By conducting the double test, sensitivity is increased significantly, which gives the patient the best chance of being identified as having a cardiac event and thus the best chance of receiving the right care, first time.
At what stage is this research currently at?
We are currently moving to gain ethics approval to run a trial in the Leicestershire area.
Why has no one previously used the HFABP biomarker in a pre-hospital setting to identify patients that are suffering from NSTEMI?
I think a lot of people forget that the ambulance service is the first contact for a lot of people. I have identified a number of devices and point of care tests that could be moved forward into the pre-hospital setting with very little difficulty.
The ambulance services has the ability to sit at the centre of the entire health care system, but is often on the edge. By utilising the service’s unique offerings, there is far more that can be done to improve the patient experience and reduce inefficiencies that we see.
You have recently won an East Midlands Health Innovation Award. What impact do you think this will have?
Our success here was fantastic. It has given us credible recognition that we have an innovation that is genuinely seen as a game changer.
By winning this award we have been able to fund the testing kits without impacting on any NHS budget and we can truly see whether this idea has the potential I saw in it back when I first embarked on looking at HFABP.
This is the first biomarker I have looked at and it’s an area that I feel will revolutionise point of care testing.
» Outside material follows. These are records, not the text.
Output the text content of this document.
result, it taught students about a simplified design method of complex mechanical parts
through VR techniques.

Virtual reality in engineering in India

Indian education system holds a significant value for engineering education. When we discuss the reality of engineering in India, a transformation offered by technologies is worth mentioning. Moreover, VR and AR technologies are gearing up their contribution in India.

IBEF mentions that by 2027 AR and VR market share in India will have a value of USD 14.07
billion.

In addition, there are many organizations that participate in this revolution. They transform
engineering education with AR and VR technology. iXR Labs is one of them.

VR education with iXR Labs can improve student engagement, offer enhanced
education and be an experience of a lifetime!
In our setting, getting more biomarkers that can use whole blood, saliva or sweat would mean we could a lot of diagnosis work before a patient even arrives at hospital, meaning patients receive appropriate care, faster whilst reducing costs to the acute hospitals.
What do you think the future holds for identifying patients suffering from NSTEMI?
I think as time goes on, there will radical changes and improvements in the identification of all cardiac events and the wider use of biomarkers to make fast and accurate diagnosis’ will be the first step.
The disposable test we are using here costs 5 euros, compared to an ECG enabled defib at over £15k. The potential to deliver better solutions at a far lower cost is huge and goes far wider than just the identification of NSTEMI.
Where can readers find more information?
For information about what we are doing, they can contact me directly.
About Peter Mason
I graduated in 2001 with a degree in Business Management before joining the NHS as a Staffing Co-ordinator. I spent most of my career in Human Resources working for several organisation in both the public and private sector gaining both a post graduate degree in Human Resources Management and Chartered status of the CIPD.
Since 2007, I have worked for East Midlands Ambulance Service NHS Trust, moving into a service improvement role in 2009. Since that time I have delivered a number of service changes that have received national recognition including 2 BMJ awards, an Ambulance Service Institute Award, a national Patient Safety Award and a national Local Government Award along with the most recent recognition at the Innovation in Health Awards.
I am currently completing my MBA and an MSc in Healthcare Management under the Leadership Academy’s Elizabeth Garrett Anderson Programme and have been shortlisted for Innovator of the Year at the East Midlands Leadership Academy Awards.